The 9 Lives is an original English-language manga created by artist Bayou and writer Rachel Manija Brown, published by Tokyopop.

== Plot ==
A race of aliens resembling humans (with anthropomorphized qualities of cats) comes to Earth for one purpose: to serve humans. True to their name, they possess nine chances at life as long as they are not "too dead". In order to return to their home planet, they must give eight of their lives to a human master. The 9-Lives are treated as second-class citizens or pets. A young 9-Life named Conri is looking for his twin sister while avoiding becoming anyone's pet.
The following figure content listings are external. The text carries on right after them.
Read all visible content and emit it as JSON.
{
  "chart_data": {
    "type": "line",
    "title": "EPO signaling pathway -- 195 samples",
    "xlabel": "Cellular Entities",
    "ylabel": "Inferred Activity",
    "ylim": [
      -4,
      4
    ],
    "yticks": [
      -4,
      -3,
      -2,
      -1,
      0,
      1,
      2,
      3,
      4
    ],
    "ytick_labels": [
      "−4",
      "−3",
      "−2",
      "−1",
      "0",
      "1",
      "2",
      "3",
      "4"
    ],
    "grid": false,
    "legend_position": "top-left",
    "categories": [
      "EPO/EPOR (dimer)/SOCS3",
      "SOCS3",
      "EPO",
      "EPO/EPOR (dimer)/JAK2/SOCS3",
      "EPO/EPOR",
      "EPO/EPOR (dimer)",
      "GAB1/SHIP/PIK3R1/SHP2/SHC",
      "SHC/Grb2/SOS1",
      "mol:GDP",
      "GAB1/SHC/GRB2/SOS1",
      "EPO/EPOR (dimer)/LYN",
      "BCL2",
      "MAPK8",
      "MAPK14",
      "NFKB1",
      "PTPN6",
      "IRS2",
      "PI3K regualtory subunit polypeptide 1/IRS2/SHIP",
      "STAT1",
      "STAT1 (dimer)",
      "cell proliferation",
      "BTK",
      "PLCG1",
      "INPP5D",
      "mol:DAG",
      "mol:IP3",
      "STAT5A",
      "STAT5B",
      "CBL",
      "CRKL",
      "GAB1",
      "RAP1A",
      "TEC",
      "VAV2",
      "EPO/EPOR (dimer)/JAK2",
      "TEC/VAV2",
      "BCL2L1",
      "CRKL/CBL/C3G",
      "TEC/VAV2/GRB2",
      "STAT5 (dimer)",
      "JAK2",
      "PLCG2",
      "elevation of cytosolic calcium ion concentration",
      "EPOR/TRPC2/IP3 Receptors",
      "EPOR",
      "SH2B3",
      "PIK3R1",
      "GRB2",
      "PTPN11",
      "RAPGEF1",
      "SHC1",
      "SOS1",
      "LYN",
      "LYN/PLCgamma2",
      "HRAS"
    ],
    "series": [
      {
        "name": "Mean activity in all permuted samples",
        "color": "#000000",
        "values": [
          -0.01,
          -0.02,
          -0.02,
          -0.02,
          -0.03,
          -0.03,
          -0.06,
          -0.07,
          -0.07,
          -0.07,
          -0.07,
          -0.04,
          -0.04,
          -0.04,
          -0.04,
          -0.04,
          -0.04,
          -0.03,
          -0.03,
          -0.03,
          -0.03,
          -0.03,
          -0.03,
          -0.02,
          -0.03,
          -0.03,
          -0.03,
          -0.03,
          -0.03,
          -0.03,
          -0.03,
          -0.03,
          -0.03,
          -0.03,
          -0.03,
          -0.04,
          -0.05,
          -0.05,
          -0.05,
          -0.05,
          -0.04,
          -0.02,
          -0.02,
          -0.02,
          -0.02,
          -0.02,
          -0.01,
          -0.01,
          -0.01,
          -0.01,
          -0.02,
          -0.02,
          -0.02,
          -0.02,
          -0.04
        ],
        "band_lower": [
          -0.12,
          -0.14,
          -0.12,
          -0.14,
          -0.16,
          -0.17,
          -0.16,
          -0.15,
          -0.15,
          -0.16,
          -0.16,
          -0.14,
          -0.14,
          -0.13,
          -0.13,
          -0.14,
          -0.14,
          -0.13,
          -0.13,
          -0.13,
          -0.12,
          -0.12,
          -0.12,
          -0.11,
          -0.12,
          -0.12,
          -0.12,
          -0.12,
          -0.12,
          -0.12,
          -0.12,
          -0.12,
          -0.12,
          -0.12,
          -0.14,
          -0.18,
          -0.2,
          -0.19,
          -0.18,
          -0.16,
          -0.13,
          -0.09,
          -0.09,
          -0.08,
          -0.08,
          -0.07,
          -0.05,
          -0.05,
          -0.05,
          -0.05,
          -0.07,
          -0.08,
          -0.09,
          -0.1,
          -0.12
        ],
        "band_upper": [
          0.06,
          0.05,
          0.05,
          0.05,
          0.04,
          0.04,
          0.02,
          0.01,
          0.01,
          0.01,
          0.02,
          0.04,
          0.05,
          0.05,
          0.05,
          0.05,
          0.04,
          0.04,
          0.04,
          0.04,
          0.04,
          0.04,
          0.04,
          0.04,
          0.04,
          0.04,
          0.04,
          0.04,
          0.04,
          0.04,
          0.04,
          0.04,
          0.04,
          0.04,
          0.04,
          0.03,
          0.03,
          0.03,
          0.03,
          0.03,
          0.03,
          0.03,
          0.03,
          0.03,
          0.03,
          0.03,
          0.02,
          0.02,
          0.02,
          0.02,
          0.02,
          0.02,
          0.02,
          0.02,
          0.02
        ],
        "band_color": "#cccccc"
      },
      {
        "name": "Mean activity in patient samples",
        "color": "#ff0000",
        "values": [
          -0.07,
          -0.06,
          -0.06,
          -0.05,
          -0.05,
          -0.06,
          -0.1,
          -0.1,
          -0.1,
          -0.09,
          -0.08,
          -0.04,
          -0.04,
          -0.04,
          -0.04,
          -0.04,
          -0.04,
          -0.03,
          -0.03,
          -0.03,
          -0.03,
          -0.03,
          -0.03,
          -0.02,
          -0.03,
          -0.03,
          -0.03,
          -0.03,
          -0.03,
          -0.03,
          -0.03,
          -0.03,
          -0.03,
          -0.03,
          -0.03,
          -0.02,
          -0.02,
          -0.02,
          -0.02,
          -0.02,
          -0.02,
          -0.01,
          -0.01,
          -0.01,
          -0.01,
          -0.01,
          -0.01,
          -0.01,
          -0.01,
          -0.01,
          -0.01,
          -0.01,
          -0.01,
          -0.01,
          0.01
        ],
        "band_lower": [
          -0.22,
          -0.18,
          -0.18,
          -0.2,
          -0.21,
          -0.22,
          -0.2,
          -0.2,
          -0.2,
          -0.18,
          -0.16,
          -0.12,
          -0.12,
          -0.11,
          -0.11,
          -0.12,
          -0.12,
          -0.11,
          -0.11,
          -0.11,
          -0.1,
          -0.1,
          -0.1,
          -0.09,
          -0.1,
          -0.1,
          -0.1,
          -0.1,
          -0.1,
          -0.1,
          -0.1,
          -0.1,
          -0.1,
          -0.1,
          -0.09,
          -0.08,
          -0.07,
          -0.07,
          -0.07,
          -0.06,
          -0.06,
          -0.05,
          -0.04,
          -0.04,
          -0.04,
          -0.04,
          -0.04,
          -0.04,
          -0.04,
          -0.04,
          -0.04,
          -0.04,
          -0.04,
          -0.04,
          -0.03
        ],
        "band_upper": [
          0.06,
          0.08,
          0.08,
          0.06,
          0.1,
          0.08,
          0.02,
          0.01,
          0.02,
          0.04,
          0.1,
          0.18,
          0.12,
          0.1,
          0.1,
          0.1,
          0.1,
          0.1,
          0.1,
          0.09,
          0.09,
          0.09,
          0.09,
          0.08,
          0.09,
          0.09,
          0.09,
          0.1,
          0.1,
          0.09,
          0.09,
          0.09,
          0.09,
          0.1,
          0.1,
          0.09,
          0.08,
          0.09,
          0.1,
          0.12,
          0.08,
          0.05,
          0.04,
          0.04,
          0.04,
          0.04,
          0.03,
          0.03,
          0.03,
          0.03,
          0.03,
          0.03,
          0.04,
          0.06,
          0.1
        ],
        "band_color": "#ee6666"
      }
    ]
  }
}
While being chased for stealing some food, he is saved by a human named Adrian. Conri secretly follows Adrian back to his house and eats all his food. Adrian catches him and they come to a mutual agreement that Conri can stay in Adrian's house as long as he cleans the house. Sadly, he isn't a very good cleaner and breaks more than he cleans. Conri and Adrian go through an emergency hospital visit and get tangled up in a gang war, but in the end, they come to know more about each other and trust the other a little more.

== Main characters ==

- Conri
  A male calico 9-Life and one of the two main characters of this story. Conri just wants to live a life of freedom while also trying to find his twin sister. He was living in hiding, avoiding possible 9-Life owners and getting angry at all the injustice he sees being done to his people such as tight collars, pornography, and wasted food (which he sees no harm in taking until he gets caught). As an angry mob chases him (for this crime), he is saved by Adrian, resulting in their future friendship. Conri is a typical cat in a human body: lazy, gluttonous, proud, likes to chase mice, and hates strong-smelling foods. He does not trust easily and at the end of the first book, it seems as though Adrian must still earn some of Conri's trust.

- Adrian
  A normal human male who is unexpectedly thrown into a life with Conri. After saving the little cat-boy, he claims that he does not want nor will he ever want a pet. Little does Conri know that this decision resulted from the death of one of his past friends as they saved their pet. Because this experience was traumatic, he is distant—not really a bad person, just not wanting to get too attached to anyone or anything. He has a strange Indonesian neighbor who claims Adrian's favorite food is stinky bean paste, something that Conri strongly dislikes. Adrian's personality is honest, kind, generous, and understanding, though sometimes these traits are masked in hostility.

== Memorable Quotes ==
- Adrian
- (Comes through the door) I'm ho...*sees Conri and his neighbor have fallen on each other*...mo?
- (Conri bites him after saving him from the mob) *SMACK!* How DARE you bite your savior!?
- (After taking Conri to the hospital for slitting his wrists) You don't understand. On earth when someone tells you to drop dead, you're not supposed to take it literally.
- (After a nurse says it doesn't matter if Conri would have died because of his many lives) That's horrible! EveryONE of his lives are just as precious as yours or mine!

- Conri
- (Adrian says) Isn't there ever a time you're NOT angry? *Conri thinks* When I'm eating!